羽生善治が書いているので、悪い本のはずがないですね。そして、ゴーストライターがほとんど書いたのではなく、自身の言葉がかなり残っているようにに思いました。

なので、心に響きますね。

心に残ったことを書いておきます。

「人は、普通に続けられることしか続けられない。」…まさにその通りだと思います。普通に続けられること、それは、好きなことなんじゃないでしょうか。好きこそものの上手なれ、ってやつです。ダイエットで毎日10km走れって言われても、私には無理です。好きじゃないから、走ること自体が。

「勝負で大切なことは、1:恐れないこと、2:客観的な視点を持つこと、3:相手の立場を考えることの3つ。」…その通りだと思います。長男の場合は3の相手の立場を考えることに改善の余地がありそうです。私は、1の恐れないことのような気がします。どうしても、読み切れないと震えてしまいます。

「次の一手の決断プロセス、1:直感、2:読み、3:大局観」…ここがよくわからなかったです。直感と大局観の違いがわからないせいです。直感的にダメと思ったものが、大局観でOKになるというケースが想像できないんですよね。私の場合、まず、直感+大局観、次に、読みというプロセスのイメージです。つまり、大局観がないから弱いのかもしれません。

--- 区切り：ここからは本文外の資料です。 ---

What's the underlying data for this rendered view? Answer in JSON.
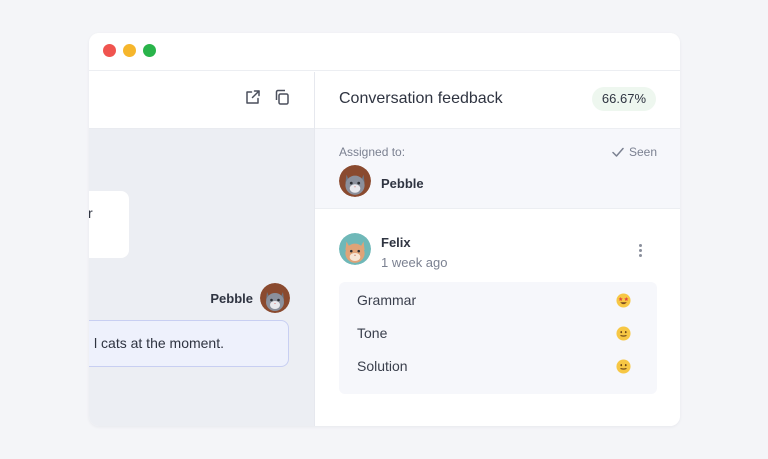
{
  "window": {
    "controls": [
      "close",
      "minimize",
      "maximize"
    ]
  },
  "chat": {
    "toolbar_icons": [
      "external-link-icon",
      "copy-icon"
    ],
    "incoming_partial_text": "r",
    "outgoing_sender": "Pebble",
    "outgoing_partial_text": "l cats at the moment."
  },
  "feedback": {
    "title": "Conversation feedback",
    "score": "66.67%",
    "assigned_label": "Assigned to:",
    "seen_label": "Seen",
    "assignee": "Pebble",
    "reviewer": "Felix",
    "review_time": "1 week ago",
    "criteria": [
      {
        "label": "Grammar",
        "emoji": "star-struck"
      },
      {
        "label": "Tone",
        "emoji": "neutral"
      },
      {
        "label": "Solution",
        "emoji": "neutral"
      }
    ]
  },
  "colors": {
    "close": "#f0544f",
    "minimize": "#f6b62c",
    "maximize": "#29b44a",
    "score_badge_bg": "#eef7ef",
    "outgoing_bubble_border": "#c8cff2"
  }
}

「ミスをしたときの5つの対処法、1:まず一呼吸おくこと、2:現在に集中すること、3:優劣の判断を冷静に行うこと、4:能力を発揮する機会だととらえること、5:すべてに完璧さを求めないこと、自分の可能性を広げるチャンスだと、とらえること」…4と5は取ってつけた感があるのですが、とにかく熱くなって、ミスがミスを呼ぶのを防がないといけないのは同感です。でも、パニックになっちゃうんですよね。

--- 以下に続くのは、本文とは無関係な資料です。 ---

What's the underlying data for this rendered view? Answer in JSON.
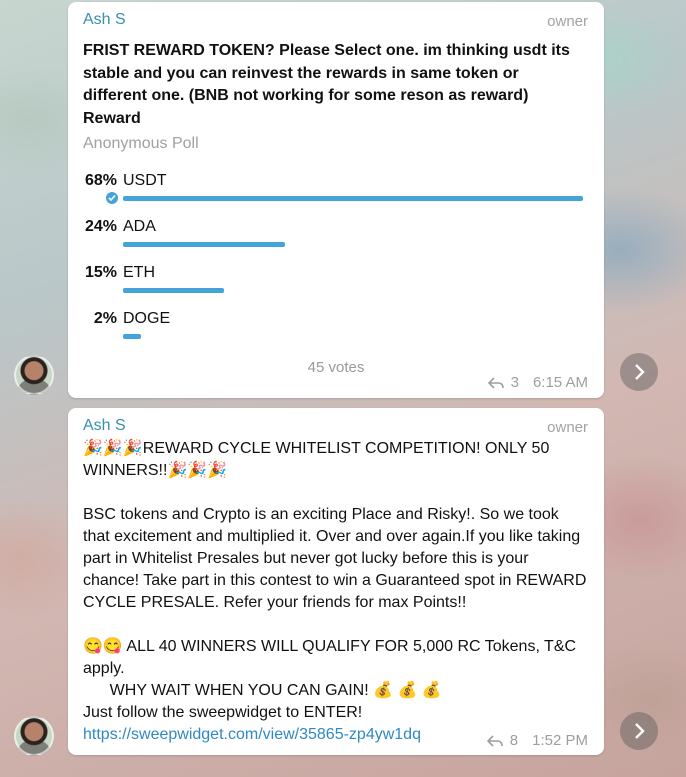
{
  "messages": [
    {
      "author": "Ash S",
      "role": "owner",
      "poll": {
        "question": "FRIST REWARD TOKEN? Please Select one. im thinking usdt its stable and you can reinvest the rewards in same token or different one.  (BNB not working for some reson as reward) Reward",
        "type": "Anonymous Poll",
        "options": [
          {
            "percent": "68%",
            "label": "USDT",
            "fraction": 0.68,
            "selected": true
          },
          {
            "percent": "24%",
            "label": "ADA",
            "fraction": 0.24,
            "selected": false
          },
          {
            "percent": "15%",
            "label": "ETH",
            "fraction": 0.15,
            "selected": false
          },
          {
            "percent": "2%",
            "label": "DOGE",
            "fraction": 0.02,
            "selected": false
          }
        ],
        "votes": "45 votes"
      },
      "replies": "3",
      "time": "6:15 AM"
    },
    {
      "author": "Ash S",
      "role": "owner",
      "line1_emoji": "🎉🎉🎉",
      "line1_text": "REWARD CYCLE WHITELIST COMPETITION! ONLY 50 WINNERS!!",
      "line1_emoji_end": "🎉🎉🎉",
      "paragraph2": "BSC tokens and Crypto is an exciting Place and Risky!. So we took that excitement and multiplied it. Over and over again.If you like taking part in Whitelist Presales but never got lucky before this is your chance! Take part in this contest to win a Guaranteed spot in REWARD CYCLE PRESALE. Refer your friends for max Points!!",
      "line3_emoji": "😋😋",
      "line3_text": " ALL 40 WINNERS WILL QUALIFY FOR 5,000 RC Tokens, T&C apply.",
      "line4_text": "      WHY WAIT WHEN YOU CAN GAIN! ",
      "line4_emoji": "💰 💰 💰",
      "line5_text": "Just follow the sweepwidget to ENTER!",
      "link": "https://sweepwidget.com/view/35865-zp4yw1dq",
      "replies": "8",
      "time": "1:52 PM"
    }
  ],
  "colors": {
    "accent": "#44a3d8",
    "author": "#3a8fb0",
    "link": "#2f89c2"
  },
  "icons": [
    "check-icon",
    "reply-icon",
    "chevron-right-icon",
    "avatar"
  ]
}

「不利になってもギャンブルはしない。」…そのは耳が痛い話ですね。ちょっと不利になると、大駒を切って、取った駒で絡むってパターンを良くやるんですが、そうではなく、じっと耐えるべきというのはその通りだと思います。結論を急がないということは、とても重要なスキルだと思います。

その他、

「保守的な選択は10年後に最もリスクが高い」「反省はしても後悔はしない」

なども共感しました。

◇頂点を極めて、今なおトップを走り続ける羽生名人による「思考を進化・深化させるために大切な3つのこと」
18歳での竜王位奪取、25歳での史上初の七冠達成以降も、40歳になった現在、19年連続・王座をはじめ、永世六冠保持(全七冠中)など、結果を出し続けている自在の棋士・羽生善治名人。

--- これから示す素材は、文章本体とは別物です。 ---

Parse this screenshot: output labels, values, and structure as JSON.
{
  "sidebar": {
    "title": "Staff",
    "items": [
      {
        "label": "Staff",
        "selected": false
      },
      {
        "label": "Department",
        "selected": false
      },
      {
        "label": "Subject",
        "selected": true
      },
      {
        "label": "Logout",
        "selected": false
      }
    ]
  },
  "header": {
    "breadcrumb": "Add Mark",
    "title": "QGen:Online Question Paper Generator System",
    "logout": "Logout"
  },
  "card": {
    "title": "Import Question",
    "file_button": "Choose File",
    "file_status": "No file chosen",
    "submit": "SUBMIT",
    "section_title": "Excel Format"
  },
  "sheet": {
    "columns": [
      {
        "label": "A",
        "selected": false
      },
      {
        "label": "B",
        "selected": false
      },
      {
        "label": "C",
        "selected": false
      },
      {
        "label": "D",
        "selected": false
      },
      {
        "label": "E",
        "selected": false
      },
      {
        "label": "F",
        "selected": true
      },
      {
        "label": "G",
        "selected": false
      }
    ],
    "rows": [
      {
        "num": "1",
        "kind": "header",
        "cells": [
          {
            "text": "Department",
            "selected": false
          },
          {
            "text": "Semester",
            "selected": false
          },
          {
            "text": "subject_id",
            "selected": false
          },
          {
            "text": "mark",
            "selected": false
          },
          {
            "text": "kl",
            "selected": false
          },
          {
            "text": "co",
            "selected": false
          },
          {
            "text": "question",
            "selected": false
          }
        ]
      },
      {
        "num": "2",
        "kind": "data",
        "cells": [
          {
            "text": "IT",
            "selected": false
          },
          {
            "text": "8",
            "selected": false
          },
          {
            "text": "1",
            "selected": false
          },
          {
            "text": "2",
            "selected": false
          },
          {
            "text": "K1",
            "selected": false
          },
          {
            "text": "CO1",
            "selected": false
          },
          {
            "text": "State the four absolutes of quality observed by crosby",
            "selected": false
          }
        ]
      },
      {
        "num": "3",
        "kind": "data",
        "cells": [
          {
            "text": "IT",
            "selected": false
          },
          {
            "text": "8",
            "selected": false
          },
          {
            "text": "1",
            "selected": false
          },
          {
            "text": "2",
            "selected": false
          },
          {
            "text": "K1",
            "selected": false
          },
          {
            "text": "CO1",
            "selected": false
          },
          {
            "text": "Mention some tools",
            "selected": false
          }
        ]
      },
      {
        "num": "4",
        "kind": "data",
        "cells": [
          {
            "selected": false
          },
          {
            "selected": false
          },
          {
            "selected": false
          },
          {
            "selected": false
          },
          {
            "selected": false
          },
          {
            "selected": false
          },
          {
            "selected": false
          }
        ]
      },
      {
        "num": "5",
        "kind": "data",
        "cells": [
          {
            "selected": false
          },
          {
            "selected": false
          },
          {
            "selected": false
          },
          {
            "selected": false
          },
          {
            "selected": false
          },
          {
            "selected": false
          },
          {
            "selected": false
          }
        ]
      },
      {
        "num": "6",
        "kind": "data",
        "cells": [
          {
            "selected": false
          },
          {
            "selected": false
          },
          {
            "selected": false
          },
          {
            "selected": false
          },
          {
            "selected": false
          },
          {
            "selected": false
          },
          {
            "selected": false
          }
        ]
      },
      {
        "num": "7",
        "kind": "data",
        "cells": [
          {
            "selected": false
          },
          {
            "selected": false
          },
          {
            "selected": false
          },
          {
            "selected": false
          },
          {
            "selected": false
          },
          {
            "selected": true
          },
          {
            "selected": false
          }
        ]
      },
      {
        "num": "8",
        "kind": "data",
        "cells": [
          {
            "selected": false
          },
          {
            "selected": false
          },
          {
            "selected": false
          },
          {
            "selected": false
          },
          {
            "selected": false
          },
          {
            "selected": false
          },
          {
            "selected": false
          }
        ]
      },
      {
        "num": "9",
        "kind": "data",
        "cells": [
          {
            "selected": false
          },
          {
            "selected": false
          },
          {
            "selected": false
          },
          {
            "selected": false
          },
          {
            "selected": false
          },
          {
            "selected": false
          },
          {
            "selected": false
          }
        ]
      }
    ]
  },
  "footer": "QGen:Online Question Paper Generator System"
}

本書では、閉塞感の強い、先行きの不透明な時代を切り拓いていくためにも、究極の「考える仕事」である将棋棋士として、20年以上トップを走り続けて培った、3つの秘訣を明かす。

羽生名人は、思考を進化・深化させるためにも、
①ツキと運にとらわれない最善手の決め方、
②プレッシャーとの付き合い方、
③ミスへの対応の仕方、
が大切だと語る。

早くから「天才」と言われた羽生名人だが、円熟期を迎えたからこそ感じる、単なる勝負一辺倒の結果論ではなく、周囲との調和も視野に入れた、「1人ひとりの持つ可能性は想像以上に大きい」というメッセージが根底にある。

◇仕事、日常生活で名人の思考プロセスを活かす
本書のコンセプトは、羽生名人の思考プロセスを平易な言葉でつづられ、だれにでも再現できるところにある。

「次の一手の決断プロセス」「不調の見分け方」「ミスをしたときの五つの対処法」「無謀でない、リスクの取り方」をはじめとする勝負で大切なことから、「最高のパフォーマンスを発揮するために」「集中するために」「才能とモチベーション」「成功とは何か?」など
日常でどういう風にすごしたらよいか、などたくさんのヒントが詰まっている。